Tracing the uses of the risk compensation argument reveals a deep connection between the anti-regulatory rhetoric of conservatives and the moral tsk-tsking of prominent voices in the medical establishment over time, from the CDC to the surgeon general. Both arguments rely on a simplistic notion of personal responsibility. For some conservatives, if the social goal is to have fewer traffic fatalities, then we should simply educate people to regulate their own driving. For some in the medical community, if the social goal is a healthier population, then we should just educate people to make better choices. It’s easy to see the appeal of this position for the medical establishment: It shifts the onus of health from practitioners to patients.

We’re seeing the same cultural dynamics play out during the COVID-19 pandemic—even as the people making the arguments are different, and are making them for different reasons. Yes, the infamous hesitation of the CDC and WHO to recommend masks at the outbreak of the pandemic had many causes (including discounting aerosol scientists’ work suggesting that SARS-CoV-2 was transmitted through the air, and protecting the supply chain for health care workers). But a key cause is very simple: The authorities didn’t trust the public. They didn’t trust the public not to use masks as an excuse to leave their house willy-nilly; they didn’t trust the public not to use masks to ditch other protective measures such as hand-washing or physical distancing. In a confusing and fast-moving environment filled with new information, it was all too easy to lean on this flawed model of human psychology. But it probably cost lives as mask recommendations were delayed for precious weeks in the spring of 2020. When empiricism did weigh in, it became clear that masks reduced symptomatic infections.

The question—for driver safety, sexual activity, or public health—isn’t whether some individuals change their behavior in response to perceived risk. It’s whether, at the population level, an intervention makes the world a safer and better place. With masks, the answer is clear: Masks reduce spread of the coronavirus. Interestingly, some of those initial fears did bear out a little bit: One study suggests that on balance mask wearers may stand slightly closer to othersthan they would barefaced, and another showed that they spend a little more time out of the house. But when it comes to the big picture, these behavioral tweaks don’t matter. We know thatoverall, wearing a mask makes you far less likely to spread infection. For policy decisions, we don’t need to understand the subtleties of individual human psychology. We just need to know if the intervention helps all of us lead safer, better lives.
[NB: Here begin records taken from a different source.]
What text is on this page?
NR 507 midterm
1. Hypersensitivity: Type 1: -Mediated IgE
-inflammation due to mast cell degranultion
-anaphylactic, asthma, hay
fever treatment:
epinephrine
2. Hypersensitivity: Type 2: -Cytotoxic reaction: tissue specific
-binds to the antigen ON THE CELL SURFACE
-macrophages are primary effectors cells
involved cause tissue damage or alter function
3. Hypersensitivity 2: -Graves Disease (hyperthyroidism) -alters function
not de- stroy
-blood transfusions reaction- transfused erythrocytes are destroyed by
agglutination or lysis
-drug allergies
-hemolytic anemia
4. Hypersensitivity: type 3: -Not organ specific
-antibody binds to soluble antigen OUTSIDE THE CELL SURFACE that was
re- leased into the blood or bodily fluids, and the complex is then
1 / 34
When it comes to rapid tests, experts fearful of risk compensation may be missing this bigger point. Sure, the tests may encourage riskier behavior when it comes to COVID. Sure, people may use the tests incorrectly sometimes. And it’s true that a false negative on a rapid test just before a wedding or before school could result in spread that wouldn’t have happened if everyone had just stayed home. It is well worth considering how to reduce those instances, by educating the public on how to use the swabs and making it easy for us all to access high-quality test kits. But it is too much to ask that the tests eliminate risk. Life is not just about staying safe by avoiding everything. It’s about balancing COVID riskwith the very real downsides of staying inside all day. People need to work, to socialize, and kids need to go to school. In a sense, the point of these measures is to allow for a small amount of risk compensation. Masks, vaccines, and rapid tests let two things to be true at once: Individuals can take more risks to do what they like, and society stays safer.

If you think of certain public health tools as ways to enable risk-taking, it becomes clear that the language of risk compensation—particularly without evidence to back up the fears—isn’t helpful, and may even generate mistrust. For months, public health authorities have implored politicians and the public alike to “follow the science.” When it comes to risk compensation, these experts would do well to heed their own advice.